If you somehow knew the exact quantum state of an individual proton spin, then you would find that the expectation value for the component
along any axis perpendicular to the applied field is oscillating at the Larmor frequency. But there is no precession per se of the bulk magnetisation, because it is already aligned exactly with the external field.
If you perturb this system, with a weak perpendicular field oscillating at a resonant frequency, then the individual protons will Rabi cycle between their two energy eigenstates, or all their spins will nutate in synchrony, or the net magnetic moment will tilt and spiral (whichever picture you prefer). If you turn off this perturbation at the right time, you can leave the net magnetic moment pointing along one of the axes that is perpendicular to the static external field. Now the net magnetic moment will be precessing (because it is no longer parallel with the field).
Note that the perturbation, and likewise the subsequent precession, has not increased the magnetisation of the bulk, just rotated it. We presume the perturbation phase was adiabatic; there is still the same amount of disorder among the individual spins, but the excess net magnetic moment is now stranded pointing perpendicular to the applied field (and precessing equatorially at the Larmor frequency) rather than parallel to it.

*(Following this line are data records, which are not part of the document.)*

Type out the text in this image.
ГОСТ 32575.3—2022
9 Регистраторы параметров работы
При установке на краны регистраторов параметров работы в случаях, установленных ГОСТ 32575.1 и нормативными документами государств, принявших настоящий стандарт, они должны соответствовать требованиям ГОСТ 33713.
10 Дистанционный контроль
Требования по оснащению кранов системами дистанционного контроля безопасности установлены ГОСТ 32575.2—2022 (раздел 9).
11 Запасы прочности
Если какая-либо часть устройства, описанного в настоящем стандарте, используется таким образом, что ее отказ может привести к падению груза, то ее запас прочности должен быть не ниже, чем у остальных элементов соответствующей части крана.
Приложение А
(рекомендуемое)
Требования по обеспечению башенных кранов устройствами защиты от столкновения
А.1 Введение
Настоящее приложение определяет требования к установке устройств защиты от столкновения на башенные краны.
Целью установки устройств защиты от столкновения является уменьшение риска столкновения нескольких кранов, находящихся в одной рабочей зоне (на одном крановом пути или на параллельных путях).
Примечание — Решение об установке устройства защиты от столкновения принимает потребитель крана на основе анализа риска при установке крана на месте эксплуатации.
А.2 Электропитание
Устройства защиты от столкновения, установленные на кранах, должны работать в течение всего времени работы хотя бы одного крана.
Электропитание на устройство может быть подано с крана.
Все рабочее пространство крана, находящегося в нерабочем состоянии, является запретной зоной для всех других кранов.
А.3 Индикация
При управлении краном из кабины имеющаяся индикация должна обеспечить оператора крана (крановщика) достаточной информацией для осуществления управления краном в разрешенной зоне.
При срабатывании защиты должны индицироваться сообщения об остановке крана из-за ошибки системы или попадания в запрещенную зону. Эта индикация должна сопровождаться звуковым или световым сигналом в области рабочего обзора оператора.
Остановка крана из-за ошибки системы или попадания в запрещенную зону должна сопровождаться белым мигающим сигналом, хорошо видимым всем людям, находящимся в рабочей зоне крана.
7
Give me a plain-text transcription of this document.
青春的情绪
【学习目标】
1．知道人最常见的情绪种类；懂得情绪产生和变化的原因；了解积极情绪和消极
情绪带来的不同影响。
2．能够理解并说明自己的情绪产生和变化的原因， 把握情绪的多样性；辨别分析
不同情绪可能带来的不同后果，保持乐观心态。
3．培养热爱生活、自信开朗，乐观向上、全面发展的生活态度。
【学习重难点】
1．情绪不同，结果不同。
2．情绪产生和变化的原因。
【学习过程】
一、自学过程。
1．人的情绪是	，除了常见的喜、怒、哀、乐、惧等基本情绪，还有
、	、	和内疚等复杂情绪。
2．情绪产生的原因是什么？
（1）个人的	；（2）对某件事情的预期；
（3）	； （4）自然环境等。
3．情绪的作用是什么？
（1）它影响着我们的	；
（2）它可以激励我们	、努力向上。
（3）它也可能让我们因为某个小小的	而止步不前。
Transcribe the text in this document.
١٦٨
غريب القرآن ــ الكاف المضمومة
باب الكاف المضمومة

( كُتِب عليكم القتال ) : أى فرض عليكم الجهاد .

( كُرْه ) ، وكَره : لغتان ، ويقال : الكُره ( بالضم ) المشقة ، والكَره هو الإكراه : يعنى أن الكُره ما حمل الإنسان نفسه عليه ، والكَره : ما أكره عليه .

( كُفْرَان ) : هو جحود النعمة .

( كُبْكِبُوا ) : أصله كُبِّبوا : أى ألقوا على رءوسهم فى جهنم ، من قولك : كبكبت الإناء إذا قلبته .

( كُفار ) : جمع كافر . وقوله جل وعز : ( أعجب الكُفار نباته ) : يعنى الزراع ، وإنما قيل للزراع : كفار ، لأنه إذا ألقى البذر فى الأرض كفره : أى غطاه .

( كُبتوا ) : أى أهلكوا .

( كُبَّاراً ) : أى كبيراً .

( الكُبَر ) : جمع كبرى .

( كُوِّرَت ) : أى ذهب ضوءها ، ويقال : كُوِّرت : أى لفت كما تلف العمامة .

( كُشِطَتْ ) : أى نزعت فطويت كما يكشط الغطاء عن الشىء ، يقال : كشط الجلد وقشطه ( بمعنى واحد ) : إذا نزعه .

However, the system is no longer in thermal equilibrium. (If you measured the individual spins you would at this moment find equal numbers in both energy eigenstates, as there is no longer any net magnetic moment along the axis of the external field.) This means that random thermal fluctuations will now, statistically, tend to push the system back towards its thermal equilibrium. One process is that the precessing spins can randomly lose phase-coherence with each other (in the equatorial plane), broadening their distribution and diluting (toward zero) the net magnetisation (in that plane). Another process is that the axial magnetisation component can be re-established (dissipating energy into the thermal bath as some of the spins realign with the applied field). In NMR, there are techniques to separately measure the rates of either of these two relaxation processes.